In fact, to be fair, Holofcener’s life is very much like her film characters’. They’re “special” people who have money and are wired into the art and entertainment industries and who really can decide to give up successful sculpting for songwriting, or successful songwriting for acting. Her father was sculptor-songwriter-actor Lawrence Holofcener, and after divorcing him and marrying Joffe, her mother Carol Joffe became a set decorator, earning Academy Award nominations for two Woody Allen films, Hannah and Her Sisters (1986) and Radio Days (1987).

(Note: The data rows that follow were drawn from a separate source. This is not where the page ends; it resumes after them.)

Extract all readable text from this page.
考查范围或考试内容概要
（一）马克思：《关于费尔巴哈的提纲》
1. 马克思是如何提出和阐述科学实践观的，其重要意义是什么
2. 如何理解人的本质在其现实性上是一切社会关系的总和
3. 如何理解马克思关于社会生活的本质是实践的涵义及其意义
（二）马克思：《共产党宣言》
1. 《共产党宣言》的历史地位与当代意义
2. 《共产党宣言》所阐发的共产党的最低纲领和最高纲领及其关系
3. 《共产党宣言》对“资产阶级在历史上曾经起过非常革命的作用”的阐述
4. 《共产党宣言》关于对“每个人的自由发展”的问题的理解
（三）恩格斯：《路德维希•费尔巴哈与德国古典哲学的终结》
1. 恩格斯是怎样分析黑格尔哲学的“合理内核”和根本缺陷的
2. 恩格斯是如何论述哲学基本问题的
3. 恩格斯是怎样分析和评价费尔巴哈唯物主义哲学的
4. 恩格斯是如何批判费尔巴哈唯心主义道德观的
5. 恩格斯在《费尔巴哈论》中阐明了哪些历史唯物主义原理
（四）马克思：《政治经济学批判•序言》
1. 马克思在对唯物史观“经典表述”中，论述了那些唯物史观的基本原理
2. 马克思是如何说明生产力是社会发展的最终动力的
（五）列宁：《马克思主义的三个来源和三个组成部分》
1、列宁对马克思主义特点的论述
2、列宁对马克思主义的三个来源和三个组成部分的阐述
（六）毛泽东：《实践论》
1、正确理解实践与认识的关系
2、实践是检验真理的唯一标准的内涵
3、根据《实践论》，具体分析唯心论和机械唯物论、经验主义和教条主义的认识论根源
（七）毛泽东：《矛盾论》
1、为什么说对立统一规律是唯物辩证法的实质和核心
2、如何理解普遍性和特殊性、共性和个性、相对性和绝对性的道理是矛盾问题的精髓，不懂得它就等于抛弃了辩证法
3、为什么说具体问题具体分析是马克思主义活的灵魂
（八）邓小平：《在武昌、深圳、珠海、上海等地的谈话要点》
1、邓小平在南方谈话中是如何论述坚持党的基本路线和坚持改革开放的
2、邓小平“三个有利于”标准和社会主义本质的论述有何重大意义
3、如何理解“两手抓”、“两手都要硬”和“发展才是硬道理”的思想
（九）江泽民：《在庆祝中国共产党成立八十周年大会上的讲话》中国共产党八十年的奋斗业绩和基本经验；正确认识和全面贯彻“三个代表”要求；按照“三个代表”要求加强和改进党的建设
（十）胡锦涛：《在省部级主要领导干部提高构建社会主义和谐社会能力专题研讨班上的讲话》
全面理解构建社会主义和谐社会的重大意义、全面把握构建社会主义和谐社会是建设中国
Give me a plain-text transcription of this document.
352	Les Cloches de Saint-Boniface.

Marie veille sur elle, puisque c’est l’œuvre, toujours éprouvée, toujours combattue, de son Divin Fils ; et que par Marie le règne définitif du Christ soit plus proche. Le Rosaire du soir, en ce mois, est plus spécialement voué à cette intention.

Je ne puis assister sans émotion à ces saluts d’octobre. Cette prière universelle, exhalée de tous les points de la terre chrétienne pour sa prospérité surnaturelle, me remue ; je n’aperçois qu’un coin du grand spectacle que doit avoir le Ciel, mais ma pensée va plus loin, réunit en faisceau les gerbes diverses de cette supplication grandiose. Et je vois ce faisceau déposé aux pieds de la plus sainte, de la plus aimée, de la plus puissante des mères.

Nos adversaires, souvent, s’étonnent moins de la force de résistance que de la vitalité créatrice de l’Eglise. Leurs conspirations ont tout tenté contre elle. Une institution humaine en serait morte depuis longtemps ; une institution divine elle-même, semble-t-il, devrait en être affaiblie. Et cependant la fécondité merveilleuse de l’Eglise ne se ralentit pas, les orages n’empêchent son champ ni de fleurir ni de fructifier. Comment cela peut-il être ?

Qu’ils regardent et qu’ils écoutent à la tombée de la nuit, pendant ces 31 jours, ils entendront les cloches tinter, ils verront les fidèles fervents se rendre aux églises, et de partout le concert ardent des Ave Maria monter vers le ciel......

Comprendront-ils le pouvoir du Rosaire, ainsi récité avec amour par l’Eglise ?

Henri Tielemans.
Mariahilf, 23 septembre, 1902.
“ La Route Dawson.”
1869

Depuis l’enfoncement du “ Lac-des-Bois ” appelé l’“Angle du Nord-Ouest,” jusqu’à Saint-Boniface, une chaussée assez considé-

With a background like this, Holofcener can honestly be seen as making “slice-of-life” films, however rarified. Critics love them because they’ve been trained to adore this kind of film, with its complacent New Yorker sensibility. It’s funnier than the movie is — the automatic critical praise of the film’s supposedly incisive, mordant humor, and the way it’s seen as taking on burning issues like middle-aged malaise. Even when Holofcener’s just wallowing around among familiar figures, generating lukewarm chuckles while treating them all fondly, she gets credit for being a bold satirist: “No American director’s more committed to exposing the smugness and self-aggrandizement of bourgeois urbanites.”

I’d had hope, when I first read a summary of You Hurt My Feelings, that Holofcener really meant to delve into the complicated necessity of lying, a kind of following up on Jane Austen’s line in Pride and Prejudice, “Honesty is a greatly overrated virtue.” But her idea of taking on the role lying plays in relationships goes no further than things like “exposing” how Beth and Don consistently lie about liking the presents each gives the other, or how Sarah lies to Mark about some of the performances he gives, though in her actual opinion, they’re not always so hot.

Such marshmallow instances of lying are hardly worth any kind of moral extrapolation. And such sluggish, laugh-free films as this can hardly even be called a “comedy.”